My First Time in Bosnia

The first thing I noticed in Bosnia was the smoke. It seems like the smoke here is drenched into every building, every street, and every person here. Sometimes it becomes so natural that I can’t smell it anymore. Sarajevo is a beautiful city, clouded.

The next thing I noticed in Bosnia is the driving. Cars are always moving as if the roads are a racetrack even on winding mountain roads. Speed limit signs appear to go unnoticed. Other vehicles and roadblocks are narrowly missed.   Their level of skill, however, is incredible. Individuals here are able to manage several phone calls while backing up a cliffside with their knees. They have far surpassed our driving abilities in America and I could not be more impressed.

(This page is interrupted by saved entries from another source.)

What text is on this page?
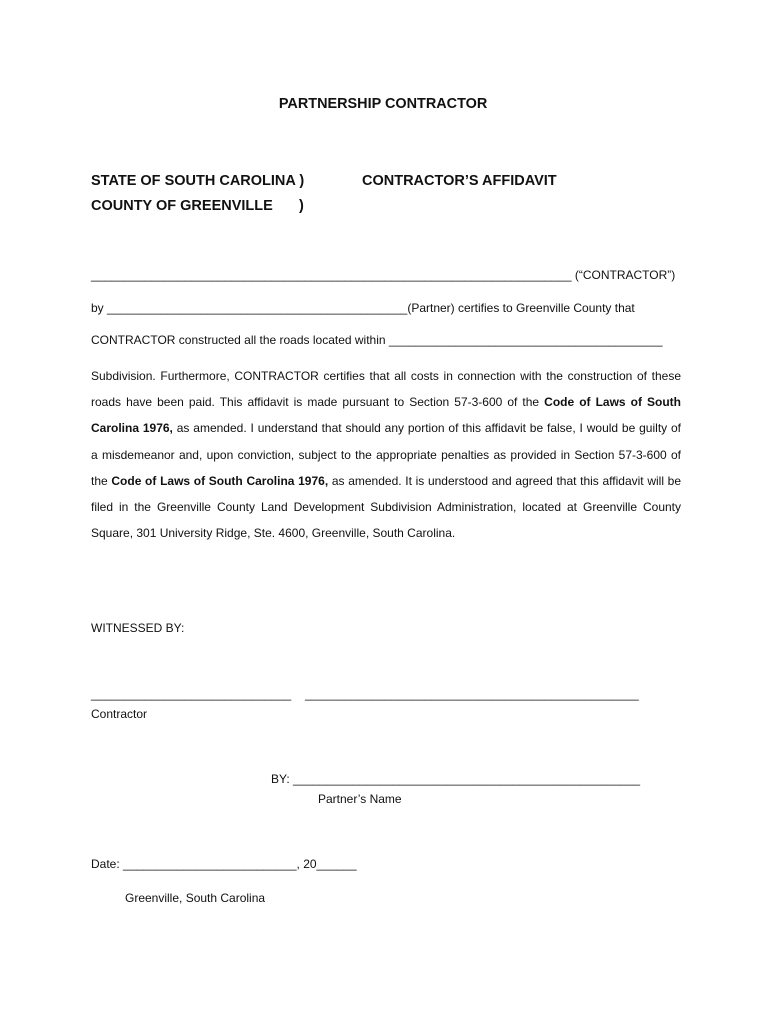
PARTNERSHIP CONTRACTOR
STATE OF SOUTH CAROLINA )
COUNTY OF GREENVILLE )
CONTRACTOR’S AFFIDAVIT
________________________________________________________________________ (“CONTRACTOR”)
by _____________________________________________(Partner) certifies to Greenville County that
CONTRACTOR constructed all the roads located within _________________________________________
Subdivision. Furthermore, CONTRACTOR certifies that all costs in connection with the construction of these roads have been paid. This affidavit is made pursuant to Section 57-3-600 of the Code of Laws of South Carolina 1976, as amended. I understand that should any portion of this affidavit be false, I would be guilty of a misdemeanor and, upon conviction, subject to the appropriate penalties as provided in Section 57-3-600 of the Code of Laws of South Carolina 1976, as amended. It is understood and agreed that this affidavit will be filed in the Greenville County Land Development Subdivision Administration, located at Greenville County Square, 301 University Ridge, Ste. 4600, Greenville, South Carolina.
WITNESSED BY:
______________________________ __________________________________________________
Contractor
BY: ____________________________________________________
Partner’s Name
Date: __________________________, 20______
Greenville, South Carolina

After the driving, I noticed the generosity here. From our hosts at the hotel to individuals in the streets and restaurants, everyone is extremely welcoming and kind. There is a desire to not only take care of neighbors and friends but guests and strangers. At restaurants, we commonly receive extra food that is freely given to us, people stop to give you directions, younger individuals willingly give up their seats for the elderly, change is given like clockwork to those reaching their hands of in the streets, individuals will stop in the middle of a sentence to make sure you don’t need more coffee–there is such a culture of service and giving. There is a feeling of selflessness in Bosnia. I think my favorite example of this so far has been with the animals here.

Bosnia has several stray dogs in the streets here. However, for having so many dogs in the streets, none of them seem to be starving or even very dirty. They are not only taken care of by the people here but they seem to take care of each other. The street dogs here sleep together and often travel together. Even in the countryside protection measures such as pesticides and fences are not used in gardens. They say that there is, “enough food for us and them.”   Garden visitors are not a problem, it’s part just a part of living in the country. It is okay to be content with what you have and furthermore you should be content with what you have because it’s right.

Sometimes for myself, I get caught up in worry over having enough or overindulgence, but being here reminds me of what it’s like to be humble and what it’s like to give of yourself. I’m reminded of how important it is to give even when you have little and how important it is to take care of one another.   I think that my time here will be a period of growth. Whatever happens here next I’m excited and I can only imagine what Bosnia has in store for us next.